Per conoscere meglio la realtà associativa in vista del Convegno Quadri di giugno, Vocealta.it ha intervistato Nicolò Giovinazzi, presidente di Anga Taranto, che parteciperà all'iniziativa fortemente promossa dal presidente nazionale di Confagricoltura giovani, Raffaele Maiorano.

Vorrei che ci raccontasse un po’ di lei e della sua azienda.

«La mia è una ditta individuale, in collaborazione con alcuni membri della mia famiglia. Come “Azienda Agricola Giovinazzi” abbiamo un impianto indipendente di biogas per la produzione di energia elettrica e poi una serie di colture tra cui uliveti, agrumeti, una parte di seminativo e una parte di bosco con una azienda faunistica-venatoria per un totale di 115 ettari».

Al Convegno Quadri si parlerà di qualità, sostenibilità e innovazione. Qual è il suo parere in merito a questi argomenti?

«Il discorso sulla qualità è stato affrontato in altri tavoli di lavoro con la specifica dei prodotti di nicchia e le problematiche legate alla creazione, sponsorizzazione e vendita di un prodotto creato in piccole quantità.
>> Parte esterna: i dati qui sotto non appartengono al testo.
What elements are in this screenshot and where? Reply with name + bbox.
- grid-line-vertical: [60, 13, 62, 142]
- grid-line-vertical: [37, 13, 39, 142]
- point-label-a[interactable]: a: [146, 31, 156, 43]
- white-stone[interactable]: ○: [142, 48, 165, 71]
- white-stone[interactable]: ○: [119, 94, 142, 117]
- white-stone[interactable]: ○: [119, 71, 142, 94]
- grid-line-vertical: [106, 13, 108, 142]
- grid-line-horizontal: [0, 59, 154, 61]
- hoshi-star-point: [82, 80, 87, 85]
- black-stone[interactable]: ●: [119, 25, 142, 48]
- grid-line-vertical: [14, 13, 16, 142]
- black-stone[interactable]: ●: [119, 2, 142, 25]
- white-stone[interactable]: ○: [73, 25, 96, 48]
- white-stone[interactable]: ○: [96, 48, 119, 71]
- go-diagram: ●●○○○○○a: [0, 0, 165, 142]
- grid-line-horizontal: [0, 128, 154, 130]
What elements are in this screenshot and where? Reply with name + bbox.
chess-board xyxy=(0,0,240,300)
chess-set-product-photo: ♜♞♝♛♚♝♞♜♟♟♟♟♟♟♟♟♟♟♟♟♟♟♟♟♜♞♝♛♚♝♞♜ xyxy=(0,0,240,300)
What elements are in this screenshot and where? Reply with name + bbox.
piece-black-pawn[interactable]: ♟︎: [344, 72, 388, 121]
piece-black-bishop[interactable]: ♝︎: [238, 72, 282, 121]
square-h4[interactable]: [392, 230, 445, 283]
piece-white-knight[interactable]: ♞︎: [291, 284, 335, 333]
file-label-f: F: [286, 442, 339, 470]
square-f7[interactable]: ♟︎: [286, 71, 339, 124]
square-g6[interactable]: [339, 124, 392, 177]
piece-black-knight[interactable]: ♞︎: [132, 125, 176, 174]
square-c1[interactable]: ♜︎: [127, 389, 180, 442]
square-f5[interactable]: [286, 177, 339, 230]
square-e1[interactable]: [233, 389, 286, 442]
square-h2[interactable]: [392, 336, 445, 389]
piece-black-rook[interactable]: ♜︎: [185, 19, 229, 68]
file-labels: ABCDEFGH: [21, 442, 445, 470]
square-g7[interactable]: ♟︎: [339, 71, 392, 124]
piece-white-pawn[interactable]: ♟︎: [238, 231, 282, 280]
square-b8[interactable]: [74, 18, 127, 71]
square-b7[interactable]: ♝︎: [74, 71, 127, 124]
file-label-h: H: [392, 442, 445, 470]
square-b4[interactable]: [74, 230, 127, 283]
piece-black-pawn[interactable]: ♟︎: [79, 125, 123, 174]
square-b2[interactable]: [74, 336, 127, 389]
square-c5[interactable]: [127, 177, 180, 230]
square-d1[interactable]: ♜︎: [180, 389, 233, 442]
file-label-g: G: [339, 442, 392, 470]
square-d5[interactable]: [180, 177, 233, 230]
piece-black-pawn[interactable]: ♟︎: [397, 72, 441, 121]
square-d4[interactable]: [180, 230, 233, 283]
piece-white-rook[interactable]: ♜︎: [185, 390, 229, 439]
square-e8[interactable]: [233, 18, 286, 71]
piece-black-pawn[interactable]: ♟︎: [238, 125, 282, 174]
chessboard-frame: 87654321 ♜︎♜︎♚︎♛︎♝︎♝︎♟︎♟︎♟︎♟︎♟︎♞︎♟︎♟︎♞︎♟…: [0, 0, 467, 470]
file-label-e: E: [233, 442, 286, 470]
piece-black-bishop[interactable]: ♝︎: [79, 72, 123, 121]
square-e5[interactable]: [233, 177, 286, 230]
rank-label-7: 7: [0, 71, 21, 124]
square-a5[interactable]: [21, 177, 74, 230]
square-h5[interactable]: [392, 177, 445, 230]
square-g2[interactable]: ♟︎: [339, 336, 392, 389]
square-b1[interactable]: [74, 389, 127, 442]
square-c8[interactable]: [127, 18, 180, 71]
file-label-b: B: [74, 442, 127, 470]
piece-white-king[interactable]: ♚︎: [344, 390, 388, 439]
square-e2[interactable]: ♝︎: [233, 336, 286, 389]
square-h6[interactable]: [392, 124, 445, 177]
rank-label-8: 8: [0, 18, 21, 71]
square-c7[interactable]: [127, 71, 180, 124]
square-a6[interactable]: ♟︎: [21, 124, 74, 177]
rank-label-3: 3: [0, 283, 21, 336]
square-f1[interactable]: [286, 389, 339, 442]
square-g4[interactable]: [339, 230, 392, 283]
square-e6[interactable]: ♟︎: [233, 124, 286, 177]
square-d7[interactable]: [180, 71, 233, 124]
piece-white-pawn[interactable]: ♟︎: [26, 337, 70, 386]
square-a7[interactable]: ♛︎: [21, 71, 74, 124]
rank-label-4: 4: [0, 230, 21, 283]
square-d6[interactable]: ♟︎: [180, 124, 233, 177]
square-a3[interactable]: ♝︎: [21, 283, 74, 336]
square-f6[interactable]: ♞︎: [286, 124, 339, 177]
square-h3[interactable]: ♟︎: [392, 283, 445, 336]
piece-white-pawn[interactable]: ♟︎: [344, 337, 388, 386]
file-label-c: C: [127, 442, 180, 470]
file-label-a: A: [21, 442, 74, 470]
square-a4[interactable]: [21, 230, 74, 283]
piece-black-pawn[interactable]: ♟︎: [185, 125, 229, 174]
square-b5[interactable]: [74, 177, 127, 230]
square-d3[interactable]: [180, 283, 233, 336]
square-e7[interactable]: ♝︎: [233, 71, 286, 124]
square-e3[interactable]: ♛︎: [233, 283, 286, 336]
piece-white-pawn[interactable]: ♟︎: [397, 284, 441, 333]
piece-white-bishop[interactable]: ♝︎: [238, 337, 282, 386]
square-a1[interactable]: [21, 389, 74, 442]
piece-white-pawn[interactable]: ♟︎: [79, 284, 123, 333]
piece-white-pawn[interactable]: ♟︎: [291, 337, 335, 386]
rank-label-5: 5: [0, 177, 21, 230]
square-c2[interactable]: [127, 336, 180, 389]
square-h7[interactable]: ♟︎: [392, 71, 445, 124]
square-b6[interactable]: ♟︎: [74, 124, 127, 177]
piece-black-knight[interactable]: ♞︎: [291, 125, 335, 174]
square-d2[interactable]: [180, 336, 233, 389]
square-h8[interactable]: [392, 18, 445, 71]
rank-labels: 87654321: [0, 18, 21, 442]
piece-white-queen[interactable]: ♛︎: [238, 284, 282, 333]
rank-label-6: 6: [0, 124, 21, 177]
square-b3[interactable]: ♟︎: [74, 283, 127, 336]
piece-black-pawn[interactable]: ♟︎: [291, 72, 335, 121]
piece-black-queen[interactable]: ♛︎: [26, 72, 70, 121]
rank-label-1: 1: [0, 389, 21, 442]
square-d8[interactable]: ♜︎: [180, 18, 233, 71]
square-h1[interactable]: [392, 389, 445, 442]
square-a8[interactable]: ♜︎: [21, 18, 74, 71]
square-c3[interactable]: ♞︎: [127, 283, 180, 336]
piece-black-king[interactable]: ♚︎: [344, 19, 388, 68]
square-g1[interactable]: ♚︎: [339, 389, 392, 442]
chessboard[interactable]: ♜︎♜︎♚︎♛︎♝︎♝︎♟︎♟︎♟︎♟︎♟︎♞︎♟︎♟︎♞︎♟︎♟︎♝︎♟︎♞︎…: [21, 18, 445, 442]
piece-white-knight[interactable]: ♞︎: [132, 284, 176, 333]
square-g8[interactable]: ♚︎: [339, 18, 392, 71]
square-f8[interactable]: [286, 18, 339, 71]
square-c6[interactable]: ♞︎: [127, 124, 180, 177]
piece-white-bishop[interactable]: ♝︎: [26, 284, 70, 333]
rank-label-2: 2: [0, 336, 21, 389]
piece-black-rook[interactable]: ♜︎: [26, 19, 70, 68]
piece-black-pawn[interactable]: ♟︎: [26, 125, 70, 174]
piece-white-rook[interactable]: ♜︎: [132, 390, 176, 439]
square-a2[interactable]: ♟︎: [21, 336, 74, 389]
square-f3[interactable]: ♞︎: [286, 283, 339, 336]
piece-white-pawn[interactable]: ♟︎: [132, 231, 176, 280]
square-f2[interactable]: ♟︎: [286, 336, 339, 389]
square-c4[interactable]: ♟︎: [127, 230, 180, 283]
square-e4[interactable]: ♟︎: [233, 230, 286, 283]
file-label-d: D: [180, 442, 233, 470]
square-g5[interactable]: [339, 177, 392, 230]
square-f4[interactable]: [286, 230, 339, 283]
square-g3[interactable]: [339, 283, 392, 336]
Sempre sul discorso della qualità, Anga ha provato a unirla con la quantità grazie all’accordo con McDonald, tramite il progetto "#FattoreFuturo". A livello aziendale privato, l’impresa che gestisco sta cercando di diversificarsi attraverso la produzione di olio con un marchio che stiamo esportando in diversi ristoranti del mondo».

Cosa l’ha spinta ad impegnarsi in Anga e cosa rappresenta per lei questa associazione?

«L’Anga ha la capacità di mettere in contatto ragazzi che hanno fatto le esperienze più disparate, facendogli capire le problematiche e le esigenze dei diversi territori e aiutandoli a risolvere le proprie. Ho fatto parte per un periodo del comitato di presidenza e questo mi ha fatto capire che la partecipazione attiva è una palestra da cui si può imparare tantissimo. Ci sono però anche delle note dolenti come la capacità di risolvere i problemi dei consociati o la carenza dei servizi. Si dice che una soluzione per risolvere le problematiche potrebbe essere legare Anga a Confagricoltura, ma questa idea non mi trova d’accordo».